Grand Challenge 2:

How can undergraduate geoscience instruction benefit from and contribute to effective research-based practices in other domains?

Rationale

Many research-based instructional and assessment practices in other disciplines (e.g., other natural sciences, social sciences, arts and humanities) and in different settings (e.g., K-12 education, informal or free-choice education, and internships) have been shown to be effective, and merit attention from geoscience educators. For example, Freeman et al. (2014) point out that irrespective of class size and course content, students in traditional lecture-based STEM classrooms are 1.5 times more likely to fail than those in classrooms using active learning strategies. Similarly, reflective assessment techniques like two-stage exams (Wieman, Rieger, & Heiner, 2014) and application of growth mindset (e.g., Dweck, 2006; Yeager et al., 2016) are shown to increase student engagement and learning. However, it is noteworthy that these studies incorporate scant data from teaching and learning in geoscience, and that strategies that have emerged from this research may be little-known and little-used by geoscience educators (McConnell et al., 2017). The realm of free-choice or informal STEM education (museums, science centers, parks, media, etc.) daily engages with a far greater number and diversity of learners than does formal STEM education (Bell et al., 2009), but the two realms tend to operate in isolation from each other.

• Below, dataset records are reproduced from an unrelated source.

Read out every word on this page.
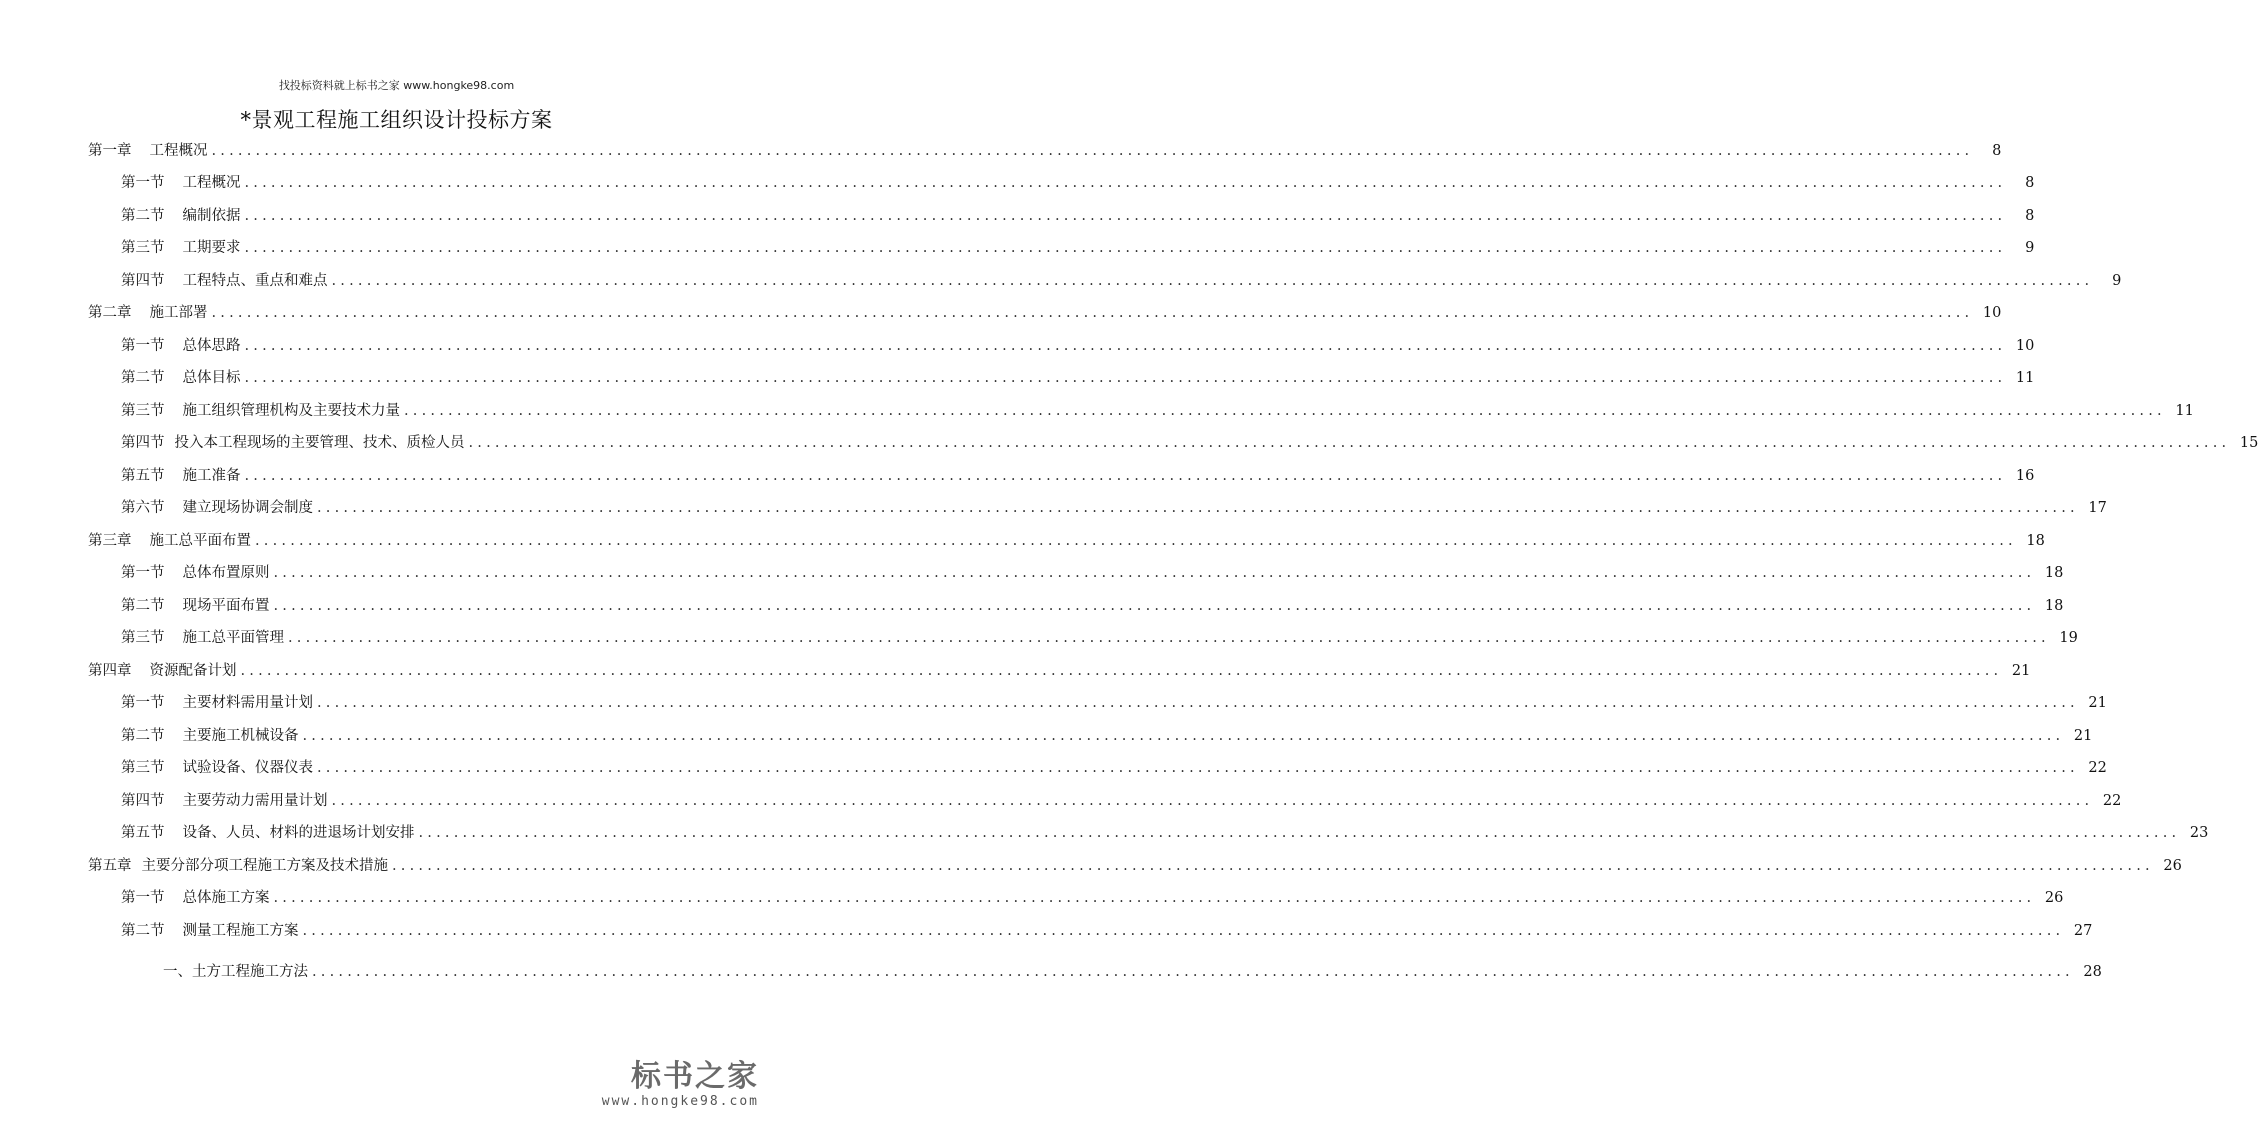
找投标资料就上标书之家 www.hongke98.com
*景观工程施工组织设计投标方案
第一章 工程概况 ........................................................................................................................................................................................................	8
第一节 工程概况 ........................................................................................................................................................................................................	8
第二节 编制依据 ........................................................................................................................................................................................................	8
第三节 工期要求 ........................................................................................................................................................................................................	9
第四节 工程特点、重点和难点 ........................................................................................................................................................................................................	9
第二章 施工部署 ........................................................................................................................................................................................................ 10
第一节 总体思路 ........................................................................................................................................................................................................ 10
第二节 总体目标 ........................................................................................................................................................................................................ 11
第三节 施工组织管理机构及主要技术力量 ........................................................................................................................................................................................................ 11
第四节 投入本工程现场的主要管理、技术、质检人员 ........................................................................................................................................................................................................ 15
第五节 施工准备 ........................................................................................................................................................................................................ 16
第六节 建立现场协调会制度 ........................................................................................................................................................................................................ 17
第三章 施工总平面布置 ........................................................................................................................................................................................................ 18
第一节 总体布置原则 ........................................................................................................................................................................................................ 18
第二节 现场平面布置 ........................................................................................................................................................................................................ 18
第三节 施工总平面管理 ........................................................................................................................................................................................................ 19
第四章 资源配备计划 ........................................................................................................................................................................................................ 21
第一节 主要材料需用量计划 ........................................................................................................................................................................................................ 21
第二节 主要施工机械设备 ........................................................................................................................................................................................................ 21
第三节 试验设备、仪器仪表 ........................................................................................................................................................................................................ 22
第四节 主要劳动力需用量计划 ........................................................................................................................................................................................................ 22
第五节 设备、人员、材料的进退场计划安排 ........................................................................................................................................................................................................ 23
第五章 主要分部分项工程施工方案及技术措施 ........................................................................................................................................................................................................ 26
第一节 总体施工方案 ........................................................................................................................................................................................................ 26
第二节 测量工程施工方案 ........................................................................................................................................................................................................ 27
一、土方工程施工方法 ........................................................................................................................................................................................................ 28
标书之家
www.hongke98.com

Meta-analyses of currently effective research-based teaching, assessment, and professional-development practices in other fields and in other settings (e.g., Kober, 2015; Lund et al., 2015; Cleveland, Olimpo, & DeChenne-Peters, 2017), and more direct collaborations with researchers and practitioners in these domains in the future, will lead to fruitful implementation of new instructional strategies in geoscience. In turn, greater dissemination of methods used in and findings obtained from geoscience-education research, beyond our own disciplinary community, would benefit STEM education as a whole. It is clear that there should be many more connections and collaborations (Figure 3) between geoscience-education researchers and colleagues in other domains.

Recommended Research Strategies

  1. Connect and collaborate more with education researchers and practitioners in different STEM disciplines and settings, facilitated by participation in emerging interdisciplinary programs (such as the STEM DBER Alliance) and interdisciplinary professional societies (such as the National Association for Research in Science Teaching and the American Educational Research Association).
  2. Connect and collaborate more with researchers and practitioners in the free-choice (informal) STEM educational community, facilitated by participation in organizations such as the National Association for Interpretation.
  3. Engage with cognitive psychologists who have interests in geoscience teaching and learning (e.g., Jaeger, Shipley, & Reynolds, 2017; Shipley & Tikoff, 2017) in conducting action research on undergraduate geoscience instruction.
  4. Collaborate with K-12, postgraduate, and workforce partners in longitudinal research about transfer of learning (e.g., Kuenzi, 2008; National Research Council, 2013)to enhance the effectiveness of undergraduate geoscience instruction.
  5. Expand on studies of the relative effectiveness of common transdisciplinary teaching and learning strategies in geoscience instruction (e.g., McConnell et al., 2017).